No single “silver bullet” exists that can remove the inherent tensions, contradictions, and risks of latent or outright violations inherent in the NPT regime. But much can and should be done to reduce the risks. The dominant need is to deemphasize the role of nuclear weapons in international security affairs. As the unquestioned leader in conventional armaments, the United States has most to gain by strengthening the NPT regime since it can deal with essentially all non-nuclear threats by non-nuclear means. Thus, the United States should convert its present ambiguous nuclear weapons policies to a simple doctrine that the only justifiable remaining mission of nuclear weapons is to deter the use of nuclear weapons by others. Under such a revised and narrow doctrine, the United States could drastically reduce its stockpiles beyond its present numbers and plans. This should form the basis of renewed vigor to negotiations with Russia to reduce its excessive nuclear forces, in particular the large number of tactical nuclear weapons, which constitute a proliferation threat on their own
Civilian nuclear power is justifiably slated for a major revival, together with its inherent proliferation risks. Despite the efforts to redesign the relevant technologies, there is no such thing as a “proliferation-proof” nuclear fuel cycle.
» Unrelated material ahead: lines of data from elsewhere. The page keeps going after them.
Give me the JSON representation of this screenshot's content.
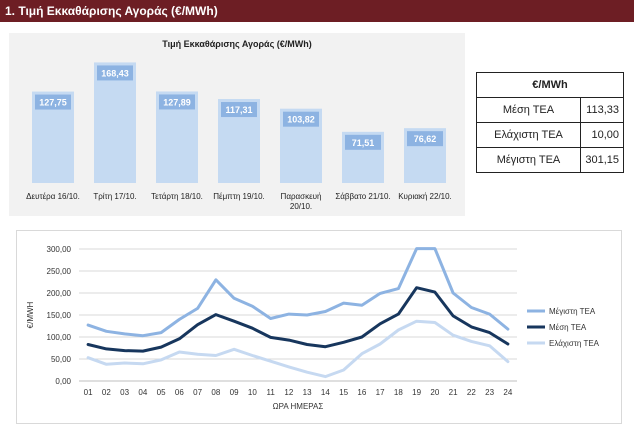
{
  "header": {
    "title": "1. Τιμή Εκκαθάρισης Αγοράς (€/MWh)"
  },
  "colors": {
    "header_bg": "#6d1e24",
    "bar_fill": "#c5daf2",
    "bar_label_bg": "#8db3e2",
    "max_line": "#8db3e2",
    "avg_line": "#17365d",
    "min_line": "#c6d9f1"
  },
  "stats_table": {
    "header": "€/MWh",
    "rows": [
      {
        "label": "Μέση ΤΕΑ",
        "value": "113,33"
      },
      {
        "label": "Ελάχιστη ΤΕΑ",
        "value": "10,00"
      },
      {
        "label": "Μέγιστη ΤΕΑ",
        "value": "301,15"
      }
    ]
  },
  "chart_data": [
    {
      "type": "bar",
      "title": "Τιμή Εκκαθάρισης Αγοράς (€/MWh)",
      "categories": [
        "Δευτέρα 16/10.",
        "Τρίτη 17/10.",
        "Τετάρτη 18/10.",
        "Πέμπτη 19/10.",
        "Παρασκευή 20/10.",
        "Σάββατο 21/10.",
        "Κυριακή 22/10."
      ],
      "values": [
        127.75,
        168.43,
        127.89,
        117.31,
        103.82,
        71.51,
        76.62
      ],
      "value_labels": [
        "127,75",
        "168,43",
        "127,89",
        "117,31",
        "103,82",
        "71,51",
        "76,62"
      ],
      "ylim": [
        0,
        190
      ]
    },
    {
      "type": "line",
      "x": [
        "01",
        "02",
        "03",
        "04",
        "05",
        "06",
        "07",
        "08",
        "09",
        "10",
        "11",
        "12",
        "13",
        "14",
        "15",
        "16",
        "17",
        "18",
        "19",
        "20",
        "21",
        "22",
        "23",
        "24"
      ],
      "xlabel": "ΩΡΑ ΗΜΕΡΑΣ",
      "ylabel": "€/MWH",
      "ylim": [
        0,
        300
      ],
      "yticks": [
        "0,00",
        "50,00",
        "100,00",
        "150,00",
        "200,00",
        "250,00",
        "300,00"
      ],
      "grid": true,
      "legend_position": "right",
      "series": [
        {
          "name": "Μέγιστη ΤΕΑ",
          "color": "#8db3e2",
          "values": [
            127,
            113,
            107,
            103,
            110,
            140,
            165,
            230,
            188,
            170,
            142,
            152,
            150,
            158,
            177,
            172,
            199,
            210,
            301,
            301,
            200,
            167,
            152,
            118
          ]
        },
        {
          "name": "Μέση ΤΕΑ",
          "color": "#17365d",
          "values": [
            83,
            73,
            69,
            68,
            77,
            96,
            128,
            151,
            136,
            120,
            99,
            93,
            83,
            78,
            88,
            100,
            130,
            152,
            212,
            202,
            148,
            123,
            110,
            84
          ]
        },
        {
          "name": "Ελάχιστη ΤΕΑ",
          "color": "#c6d9f1",
          "values": [
            53,
            38,
            41,
            39,
            48,
            66,
            61,
            58,
            72,
            58,
            45,
            32,
            20,
            10,
            25,
            62,
            84,
            116,
            136,
            133,
            104,
            90,
            80,
            44
          ]
        }
      ]
    }
  ]
}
The various approaches only differ by the level of safeguarding required to prevent diversion. The important element should be transparency. Beyond that, the only possible remedy is to internationalize the enrichment and reprocessing components of the nuclear field cycle by having those elements under ownership and control of an international agency that would guarantee an assured supply of low enriched fuel to all states while providing for safeguards of the nuclear facilities. Selective enforcement arrangements among “coalitions of the willing” to restrict transfer of nuclear materials will only perpetuate the discriminatory pattern.
But above all, in the long run, proliferation can be stopped only if motivation to nuclear proliferation can be curtailed through an increasing emphasis on diplomatic solutions to resolve conflict and a de-emphasis on violence–in particular, violence using nuclear weapons.